What New Requirements Does Ongoing Data Mobility Bring? 

Ad hoc strategies to address data mobility no longer work in this complex data environment when requirements and needs are in constant flux. IT leaders need a systematic way to manage data movement, meet new requirements, cut costs, be sustainable, and support new projects for unstructured data analytics. Here’s what’s involved:

  1. Visibility of data:  The ability to look at data across storage silos to see trends, patterns, and anomalies and do cost modelling is critical to make intelligent decisions.  Similarly, having a unified way to search for data across silos is essential to find specific data sets and move them to new locations as needed.
  2. Analysis of data:  IT organizations need to understand data across various characteristics to make the right decisions for ITS management. Age of data and time of last access, file size and type, top data owners, costs, the volume of data and data growth rates are some of the top metrics to track
  3. Cold data tiering:  Segment and tier inactive or cold data before you migrate.  Too often, organizations will send large data sets to the cloud to save money but will miss out on significant savings because they are lifting and shifting data from one expensive storage location to another. Move the rarely-accessed data to low-cost object storage such as AWS Glacier or Azure Blob. Migrate the hot or warm data to a high-performing tier until it has aged out according to your policies.
  4. Understand cloud storage classes: Cloud storage options are always changing and maturing for customers, and choice can be overwhelming.  Partner with a cloud data storage expert to help guide these decisions so that you can efficiently map the right data sets to the right cloud storage service and create a plan for cloud data lifecycle management.
  5. Departmental collaboration: Today, IT organisations focus on managing data, not storage.  To that end, working directly with data owners on strategies is essential to avoid conflicts and ensure that data mobility and management decisions are sound.
  6. Policy automation: In large-scale data environments, especially a large enterprise with many different stakeholders, shares and directories, you can’t support data lifecycle management manually.

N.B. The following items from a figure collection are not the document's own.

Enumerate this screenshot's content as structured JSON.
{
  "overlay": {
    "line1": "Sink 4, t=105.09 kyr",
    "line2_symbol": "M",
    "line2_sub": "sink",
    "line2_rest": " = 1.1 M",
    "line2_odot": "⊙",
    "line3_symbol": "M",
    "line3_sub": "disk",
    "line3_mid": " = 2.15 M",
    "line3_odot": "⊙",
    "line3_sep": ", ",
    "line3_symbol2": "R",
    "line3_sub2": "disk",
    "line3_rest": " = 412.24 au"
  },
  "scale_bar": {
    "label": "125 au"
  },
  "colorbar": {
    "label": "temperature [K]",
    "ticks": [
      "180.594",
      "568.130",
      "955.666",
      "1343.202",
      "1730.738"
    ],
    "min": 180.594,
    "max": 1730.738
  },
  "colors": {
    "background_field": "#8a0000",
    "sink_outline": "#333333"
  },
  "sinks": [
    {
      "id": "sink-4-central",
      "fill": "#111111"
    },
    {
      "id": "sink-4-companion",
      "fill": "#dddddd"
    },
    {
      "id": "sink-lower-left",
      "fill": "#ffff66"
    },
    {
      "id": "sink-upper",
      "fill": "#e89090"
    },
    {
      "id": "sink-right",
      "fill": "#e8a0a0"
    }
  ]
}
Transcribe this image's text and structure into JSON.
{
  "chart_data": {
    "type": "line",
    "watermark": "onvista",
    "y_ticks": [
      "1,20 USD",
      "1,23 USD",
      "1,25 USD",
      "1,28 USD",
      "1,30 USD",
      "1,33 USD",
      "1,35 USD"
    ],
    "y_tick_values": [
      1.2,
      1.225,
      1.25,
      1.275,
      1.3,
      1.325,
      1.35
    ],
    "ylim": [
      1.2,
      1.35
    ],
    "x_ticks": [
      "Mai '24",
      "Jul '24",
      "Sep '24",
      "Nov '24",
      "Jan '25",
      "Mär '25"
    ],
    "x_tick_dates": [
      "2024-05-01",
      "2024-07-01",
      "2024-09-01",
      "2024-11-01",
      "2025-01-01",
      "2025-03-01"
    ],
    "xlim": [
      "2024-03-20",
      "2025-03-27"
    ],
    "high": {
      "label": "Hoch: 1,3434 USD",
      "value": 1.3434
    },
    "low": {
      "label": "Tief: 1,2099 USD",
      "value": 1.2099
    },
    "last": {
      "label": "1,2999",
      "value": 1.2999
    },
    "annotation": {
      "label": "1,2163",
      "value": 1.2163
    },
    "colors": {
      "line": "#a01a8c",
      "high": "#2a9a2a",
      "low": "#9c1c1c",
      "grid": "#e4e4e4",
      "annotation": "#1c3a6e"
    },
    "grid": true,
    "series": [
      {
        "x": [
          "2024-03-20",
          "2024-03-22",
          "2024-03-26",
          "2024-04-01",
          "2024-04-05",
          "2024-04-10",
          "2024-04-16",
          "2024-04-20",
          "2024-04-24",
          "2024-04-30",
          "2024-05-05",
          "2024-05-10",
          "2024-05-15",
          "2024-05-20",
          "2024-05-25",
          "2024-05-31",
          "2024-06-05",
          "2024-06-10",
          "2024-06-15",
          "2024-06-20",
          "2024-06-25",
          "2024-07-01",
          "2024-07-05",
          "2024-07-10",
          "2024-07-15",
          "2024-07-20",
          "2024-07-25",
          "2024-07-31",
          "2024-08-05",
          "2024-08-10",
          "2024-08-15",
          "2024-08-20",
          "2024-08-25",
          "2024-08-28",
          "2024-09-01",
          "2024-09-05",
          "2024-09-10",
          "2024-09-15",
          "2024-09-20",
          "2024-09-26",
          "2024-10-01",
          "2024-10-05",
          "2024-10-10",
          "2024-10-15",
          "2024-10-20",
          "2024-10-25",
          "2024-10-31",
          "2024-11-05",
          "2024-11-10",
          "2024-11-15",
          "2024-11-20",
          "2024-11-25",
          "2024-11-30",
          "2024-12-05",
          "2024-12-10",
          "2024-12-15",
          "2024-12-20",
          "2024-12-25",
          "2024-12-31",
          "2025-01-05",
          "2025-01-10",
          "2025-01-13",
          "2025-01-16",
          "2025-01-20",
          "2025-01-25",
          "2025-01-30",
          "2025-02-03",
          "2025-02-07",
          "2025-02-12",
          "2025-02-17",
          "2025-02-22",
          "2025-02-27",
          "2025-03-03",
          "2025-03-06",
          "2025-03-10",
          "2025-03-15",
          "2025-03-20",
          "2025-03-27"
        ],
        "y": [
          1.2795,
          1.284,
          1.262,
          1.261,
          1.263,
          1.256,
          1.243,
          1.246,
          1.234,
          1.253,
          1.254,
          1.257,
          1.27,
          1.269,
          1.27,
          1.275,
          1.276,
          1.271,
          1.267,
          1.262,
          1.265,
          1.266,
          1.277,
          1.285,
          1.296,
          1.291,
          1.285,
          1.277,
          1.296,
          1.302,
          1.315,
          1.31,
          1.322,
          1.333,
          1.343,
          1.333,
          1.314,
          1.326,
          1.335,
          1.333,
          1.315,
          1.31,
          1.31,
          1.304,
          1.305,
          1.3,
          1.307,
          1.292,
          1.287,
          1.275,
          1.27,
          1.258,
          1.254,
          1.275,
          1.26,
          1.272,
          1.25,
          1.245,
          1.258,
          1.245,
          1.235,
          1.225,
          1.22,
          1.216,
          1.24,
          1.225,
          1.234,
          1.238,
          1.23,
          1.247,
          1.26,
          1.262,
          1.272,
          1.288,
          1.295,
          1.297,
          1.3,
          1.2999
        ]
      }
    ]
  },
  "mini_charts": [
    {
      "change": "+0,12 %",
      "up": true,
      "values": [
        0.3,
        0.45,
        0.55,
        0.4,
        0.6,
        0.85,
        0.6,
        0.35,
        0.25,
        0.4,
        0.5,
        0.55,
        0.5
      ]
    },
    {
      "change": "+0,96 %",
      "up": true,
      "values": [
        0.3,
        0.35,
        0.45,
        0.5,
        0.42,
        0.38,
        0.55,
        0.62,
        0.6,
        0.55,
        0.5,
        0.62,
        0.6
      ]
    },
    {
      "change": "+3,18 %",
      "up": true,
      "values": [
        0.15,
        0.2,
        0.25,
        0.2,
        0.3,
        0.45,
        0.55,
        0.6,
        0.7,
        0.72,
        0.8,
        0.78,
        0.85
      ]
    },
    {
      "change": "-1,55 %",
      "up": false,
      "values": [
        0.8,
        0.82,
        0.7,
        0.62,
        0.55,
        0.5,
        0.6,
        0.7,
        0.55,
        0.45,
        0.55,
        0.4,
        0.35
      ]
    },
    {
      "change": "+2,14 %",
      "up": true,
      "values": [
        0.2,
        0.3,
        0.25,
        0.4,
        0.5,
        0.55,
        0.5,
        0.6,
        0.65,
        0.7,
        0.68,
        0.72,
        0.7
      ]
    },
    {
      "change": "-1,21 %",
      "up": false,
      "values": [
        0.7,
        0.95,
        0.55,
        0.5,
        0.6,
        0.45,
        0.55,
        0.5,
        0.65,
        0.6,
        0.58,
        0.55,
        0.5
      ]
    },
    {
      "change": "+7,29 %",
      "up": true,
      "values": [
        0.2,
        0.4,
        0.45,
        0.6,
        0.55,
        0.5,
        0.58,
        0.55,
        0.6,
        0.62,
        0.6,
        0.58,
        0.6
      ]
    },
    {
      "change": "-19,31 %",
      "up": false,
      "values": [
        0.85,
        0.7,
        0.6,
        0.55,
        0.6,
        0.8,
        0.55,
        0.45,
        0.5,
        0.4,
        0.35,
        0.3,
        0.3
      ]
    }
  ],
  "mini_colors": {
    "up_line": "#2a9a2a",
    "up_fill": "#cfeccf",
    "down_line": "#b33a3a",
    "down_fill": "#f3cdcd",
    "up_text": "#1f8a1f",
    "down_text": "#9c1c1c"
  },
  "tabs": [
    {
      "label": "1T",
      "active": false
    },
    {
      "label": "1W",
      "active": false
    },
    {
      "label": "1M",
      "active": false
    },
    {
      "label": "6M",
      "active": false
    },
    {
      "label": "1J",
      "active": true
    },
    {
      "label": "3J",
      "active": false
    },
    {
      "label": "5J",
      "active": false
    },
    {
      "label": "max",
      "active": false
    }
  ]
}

Use an unstructured data management solution to easily create and automate policies to copy, tier, migrate and confine/delete distinct data sets. Ultimately, policy automation will result in more savings, better compliance and the assurance that data is always living in the right place at the right time.
  7. Native access to data:  Data is your corporate asset. Regardless of where you want to migrate or tier data, you must ensure that it’s easily accessible and usable in its target destination. The notion of native access to data means that if you move data to a new storage location, such as object storage in the cloud, you can access it there and move it somewhere else without needing to go through your file storage layer, which incurs licensing fees and requires adequate capacity. Cloud-native access is required for using cloud-based AI and ML services.  Otherwise, your data is locked and not available for additional value-added activities.

Unstructured data is both a liability and an asset. Managing it properly with a plan for long-term data mobility should be one of the top initiatives for enterprise IT today. By doing so, you can get more value from massive unstructured data volumes, be as cost-effective as possible and enable new ways of finding and using data to serve the broader organization better.